The article is devoted to the development of a methodical approach to modelling a synthetic indicator of the competitiveness of agricultural enterprises using the tools of neural networks.The authors used general scientific and special research methods, such as monographic, logical-theoretical, statistical and economic-mathematical, visualization, system analysis, taxonomy and neural network modelling, generalization, logical abstraction and conclusion generation. The study was based on materials from the State Statistics Service of Ukraine, scientific developments of foreign and domestic scientists on the defined topic, and financial statements of the agricultural enterprises of Vinnytsia region LLC «Ahrokompleks «Zelena dolyna», PJSC «Dashkivtsi», LLC «Selyshchanske», PE «Dary sadiv», PE «Fortuna» the main type of economic activity of which according to Classification of economic activities 01.11 – cultivation of cereals (except rice), legumes and oilseeds. The article develops and presents a non-classical approach to the assessment of the competitiveness of agricultural enterprises has been developed, which is based on the principles of neural network modelling. It allows to obtain a well-founded quantitative indicator, which can be easily interpreted into a linguistic evaluation on a three-level scale of competitiveness and used for comparison, monitoring and making sound decisions on improving the competitiveness of agricultural enterprises.The non-classical approach complements traditional methods of competitiveness assessment, expanding their capabilities and eliminating certain limitations.
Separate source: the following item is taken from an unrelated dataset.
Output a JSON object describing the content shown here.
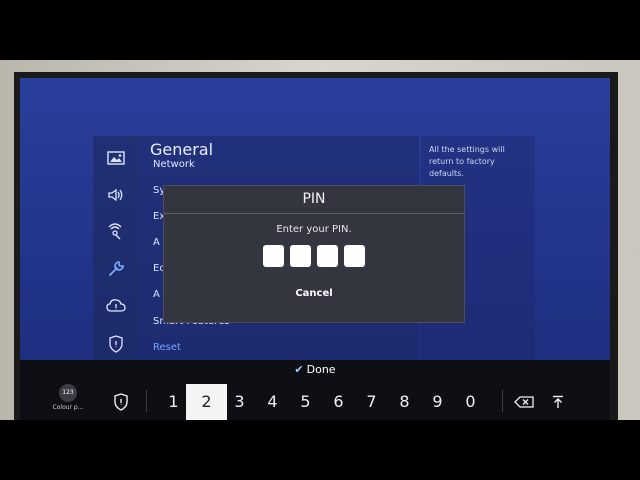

The use of neural network modelling in competitiveness assessment allows to take into account complex and non-linear relationships between different factors and indicators, which contributes to an increase in the objectivity and accuracy of competitiveness assessment, which in turn allows enterprises to make better decisions and improve their strategies to achieve success in the market.The results of the study can be used to support strategic decision-making in the agricultural sector, identify priority development directions, and improve the competitive strategies of enterprises and the functioning of business processes.
农业企业竞争力综合指标的建模:使用神经网络工具的方法论方法
本文致力于开发一种系统的方法,利用神经网络工具对农业企业竞争力的综合指标进行建模。作者采用了专著、逻辑-理论、统计-经济-数学、可视化、系统分析、分类法和神经网络建模、泛化、逻辑抽象和结论生成等一般科学和特殊的研究方法。该研究基于乌克兰国家统计局的资料,国内外科学家对特定主题的科学发展,以及文尼察地区农业企业有限责任公司“Ahrokompleks”“Zelena dolyna”,PJSC“Dashkivtsi”,LLC“Selyshchanske”,PE“Dary sadi”,PE“Fortuna”的财务报表,其主要经济活动类型根据经济活动分类01.11 -种植谷物(水稻除外)。豆类和油籽。本文发展并提出了一种基于神经网络建模原理的农业企业竞争力评价的非经典方法。它可以获得一个有充分根据的定量指标,这可以很容易地解释为一个三级竞争力量表的语言评价,并用于比较,监测和制定合理的决策,以提高农业企业的竞争力。非经典方法补充了传统的竞争力评估方法,扩大了它们的能力并消除了某些局限性。在竞争力评估中使用神经网络建模,可以考虑到不同因素和指标之间复杂的非线性关系,这有助于提高竞争力评估的客观性和准确性,从而使企业能够更好地做出决策,改进战略,从而在市场中取得成功。研究结果可用于支持农业部门的战略决策,确定优先发展方向,改善企业的竞争战略和业务流程的功能。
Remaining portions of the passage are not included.